La stessa forza invisibile fece sollevare di scatto il corpo dello scienziato. La testa tornò al suo posto con un altro crocchio sinistro. Gli occhi si accesero di una luce intensa.
Lukas sbuffò attraverso le narici. “Cominciavo a chiedermi quando sareste saltate fuori, Luci.”
“La Chiave è la terza forza,” disse l’entità nascosta nel corpo di Klaus. La voce del cadavere aveva un tono rabbioso, passionale. “È il caos. Squilibrio. Non puoi averla.”
Lukas fece ancora qualche passo indietro. “Eravate pronti a lasciarla usare ai nazisti, però.”
Il cadavere tese un braccio, e dalla mano partirono raffiche di pugnali luminosi. Un’ombra si levò fra di essi e Lukas, intercettandoli.
“Sapete cosa penso?” disse il ragazzo. “Penso che mi abbiate appena provato che sono il prescelto, l’unico che possa usare la Chiave della Dannazione! Se aveste pensato che questi buffoni potessero farcela, a quest’ora non ci sarebbe traccia della base… No, ora so per certo che le Ombre non mi hanno mai ingannato.”
“Le Ombre ti usano. Darti la chiave non è mai stato il loro scopo.”
“E io sto usando loro. Bella roba. Non avete niente di più originale da dirmi?”
“Ti fermeremo. Dobbiamo.”
“*sigh* Incredibile che dicano ancora che la luce vince le tenebre…” Lukas premette il grilletto, e svuotò il caricatore contro il corpo di suo padre. Sotto la forza degli impatti, il corpo sussultò ed ondeggiò, mentre andava in pezzi. Quando il ragazzo ebbe finito, ricadde a terra, mero straccetto sanguinolento, lasciando in piedi una figura di luce solida, dai tratti del volto indistinti, ma indubbiamente femminile.
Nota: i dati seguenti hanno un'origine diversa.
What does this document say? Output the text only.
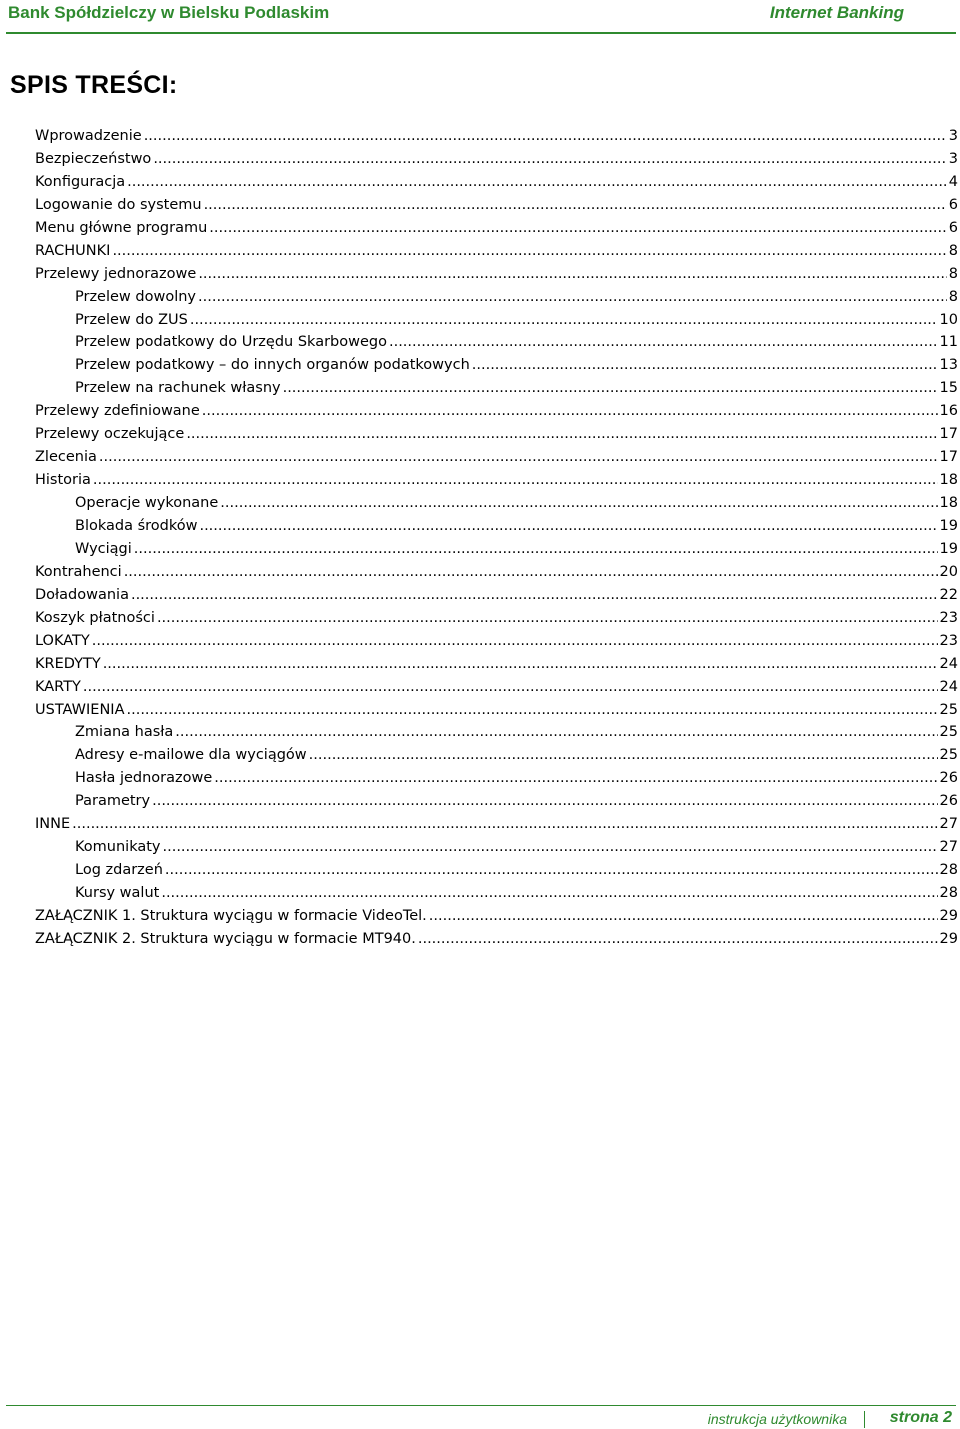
Bank Spółdzielczy w Bielsku Podlaskim	Internet Banking
SPIS TREŚCI:
Wprowadzenie .....	3
Bezpieczeństwo .....	3
Konfiguracja .....	4
Logowanie do systemu .....	6
Menu główne programu .....	6
RACHUNKI .....	8
Przelewy jednorazowe .....	8
Przelew dowolny .....	8
Przelew do ZUS .....	10
Przelew podatkowy do Urzędu Skarbowego .....	11
Przelew podatkowy – do innych organów podatkowych .....	13
Przelew na rachunek własny .....	15
Przelewy zdefiniowane .....	16
Przelewy oczekujące .....	17
Zlecenia .....	17
Historia .....	18
Operacje wykonane .....	18
Blokada środków .....	19
Wyciągi .....	19
Kontrahenci .....	20
Doładowania .....	22
Koszyk płatności .....	23
LOKATY .....	23
KREDYTY .....	24
KARTY .....	24
USTAWIENIA .....	25
Zmiana hasła .....	25
Adresy e-mailowe dla wyciągów .....	25
Hasła jednorazowe .....	26
Parametry .....	26
INNE .....	27
Komunikaty .....	27
Log zdarzeń .....	28
Kursy walut .....	28
ZAŁĄCZNIK 1. Struktura wyciągu w formacie VideoTel. .....	29
ZAŁĄCZNIK 2. Struktura wyciągu w formacie MT940. .....	29
instrukcja użytkownika	strona 2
La Luce si gettò contro Lukas. Un’Ombra intercettò la luce. Entrambe si fusero in una specie di sfera pulsante, dove tenebre e luce si alternavano con ritmi precisi, in un equilibrio che non potevano spezzare… Ma per Lukas Zeller, tutto questo era del tutto irrilevante. Gli bastava che le Ombre tenessero le Luci occupate. Al resto ci avrebbe pensato lui!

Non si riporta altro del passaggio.